Siegfried Coudenys: a new start, new hope

My story
According to my mother, I was the happiest child in the world when I was allowed to go to first grade. Finally I learned to read and write and was done with cutting and tinkering. A mostly happy time in which I, as a pupil and later student, got a broader view of our complex world from inspiring teachers.
As a social work student, I opted for an internship at a center for basic education (CBE), an interface between social work and education. I saw the power of education as a lever for those who find it more difficult in our complex society, especially within employment projects and neighbourhood-oriented basic education. I continued professionally as a primary education teacher, also within the prison context where I taught inmates for 10 years.
In 2008 I became the first education coordinator in the Ghent prison. In my application letter I dreamed of internet access for inmates. In my opinion, this is a necessary evolution to improve the quality of prison education and to ensure it’s possible to continue with in the future.

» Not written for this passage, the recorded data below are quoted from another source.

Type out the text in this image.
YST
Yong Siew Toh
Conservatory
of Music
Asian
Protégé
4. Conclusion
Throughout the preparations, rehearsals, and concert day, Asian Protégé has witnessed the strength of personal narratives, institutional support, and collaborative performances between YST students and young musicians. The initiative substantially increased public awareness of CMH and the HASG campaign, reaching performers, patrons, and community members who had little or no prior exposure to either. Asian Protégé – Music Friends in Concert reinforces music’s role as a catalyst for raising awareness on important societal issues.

Finding a suitable offer for the then almost 400 men and women in the Ghent prison, to search for contact with Centers for Adult Education (CVOs) and CBE to implement this, trying to match it all with the rigid prison rules and procedures... was and is a great challenge. In the beginning I worked in one of the adult education consortia, but in 2014 they were discontinued. Nevertheless, educational coordination in prison was maintained as a socially relevant and absolutely necessary task. After a period of uncertainty, the education coordinators were given a place.
A new start, new hope.
In the spring of 2015, a number of seniors, together with new enthusiasts, switched to VOCVO to further shape and support education in detention. We really became colleagues and a close-knit team, which made it easier to follow one line and one policy. In the years that followed, we sought and found our place within VOCVO and we continued to work as a team. Fighting against rationalizations (savings at DG EPI) that suddenly made evening classes impossible, with numerous strikes of varying durations, resulted in the cancellation of classes (or even the entire offer) ... During that period Klasbak, a network for individuals and organizations that support the learning of (former) prisoners, a non-profit organization in which I am still active to this day.
Yet it is a job full of hope and beautiful moments. To see happy students inside and outside the walls, working together with passionate teachers and colleagues inside the prison.

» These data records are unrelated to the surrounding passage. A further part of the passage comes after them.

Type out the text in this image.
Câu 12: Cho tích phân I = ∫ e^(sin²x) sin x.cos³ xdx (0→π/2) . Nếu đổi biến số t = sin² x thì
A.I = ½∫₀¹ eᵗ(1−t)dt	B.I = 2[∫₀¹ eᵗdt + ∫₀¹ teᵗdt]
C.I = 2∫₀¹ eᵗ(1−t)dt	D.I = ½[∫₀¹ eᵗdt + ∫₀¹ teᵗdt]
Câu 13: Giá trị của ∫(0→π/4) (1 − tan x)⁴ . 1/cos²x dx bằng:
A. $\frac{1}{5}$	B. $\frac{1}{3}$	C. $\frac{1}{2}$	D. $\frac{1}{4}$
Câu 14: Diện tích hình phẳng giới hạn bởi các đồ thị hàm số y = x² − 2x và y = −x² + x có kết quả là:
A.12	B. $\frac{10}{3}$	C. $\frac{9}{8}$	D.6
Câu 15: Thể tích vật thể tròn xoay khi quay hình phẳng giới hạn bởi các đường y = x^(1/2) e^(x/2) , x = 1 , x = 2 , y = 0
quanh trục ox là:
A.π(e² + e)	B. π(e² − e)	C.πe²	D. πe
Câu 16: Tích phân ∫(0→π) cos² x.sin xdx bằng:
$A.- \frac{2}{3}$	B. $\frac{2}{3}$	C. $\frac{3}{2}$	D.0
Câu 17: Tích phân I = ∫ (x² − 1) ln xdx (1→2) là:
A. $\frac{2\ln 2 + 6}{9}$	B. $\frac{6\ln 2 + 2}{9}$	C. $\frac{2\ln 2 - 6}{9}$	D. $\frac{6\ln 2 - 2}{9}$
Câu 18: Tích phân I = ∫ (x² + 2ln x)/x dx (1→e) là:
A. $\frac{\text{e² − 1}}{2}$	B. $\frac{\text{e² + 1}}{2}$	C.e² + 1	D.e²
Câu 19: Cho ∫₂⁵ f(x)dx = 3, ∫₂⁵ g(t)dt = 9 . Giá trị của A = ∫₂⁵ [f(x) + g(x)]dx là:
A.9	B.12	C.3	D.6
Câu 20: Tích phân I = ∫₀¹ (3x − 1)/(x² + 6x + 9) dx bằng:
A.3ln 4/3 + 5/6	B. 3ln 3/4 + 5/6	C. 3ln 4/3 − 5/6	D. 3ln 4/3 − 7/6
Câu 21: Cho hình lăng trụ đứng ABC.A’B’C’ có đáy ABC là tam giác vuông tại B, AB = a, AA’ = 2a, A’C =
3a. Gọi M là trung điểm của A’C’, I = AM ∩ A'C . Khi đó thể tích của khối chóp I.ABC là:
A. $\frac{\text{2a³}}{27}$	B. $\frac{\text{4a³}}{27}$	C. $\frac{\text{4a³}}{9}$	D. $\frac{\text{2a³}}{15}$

Or structural changes such as the LIO (Learning inside out) ESF project that was rolled out in January 2020 in all Flemish and Brussels prisons under the wings of VOCVO with the close involvement of all education coordinators. Learning path counselors who, together with detainees, outline learning paths for inside or outside the prison walls. A task that education coordinators cannot take on within their limited time.
We continued to work hard during the coronavirus pandemic. To organize classes from a distance, or individually, as many schools did outside. And all of this online, like outside ... ah no, I forgot to mention that. Almost 14 years after my application, there is still no internet (sometimes a light version) for inmates who want to learn. This in a world where during the lockdown newspapers were full of the consequences of loneliness, online education and laptops at school.So then we worked with copies in the cells, in small groups, or individually. Constantly switching and looking for solutions in a context that does not always really want to cooperate.
It remains an inspiring job in an 'interesting' context. After coronavirus, justice sees the reality of the inevitability of the internet and new possibilities are emerging. Working and thinking on different levels. Developing policies, supporting teachers, motivating inmates… Dealing with detainees, correctional officers, teachers and directors.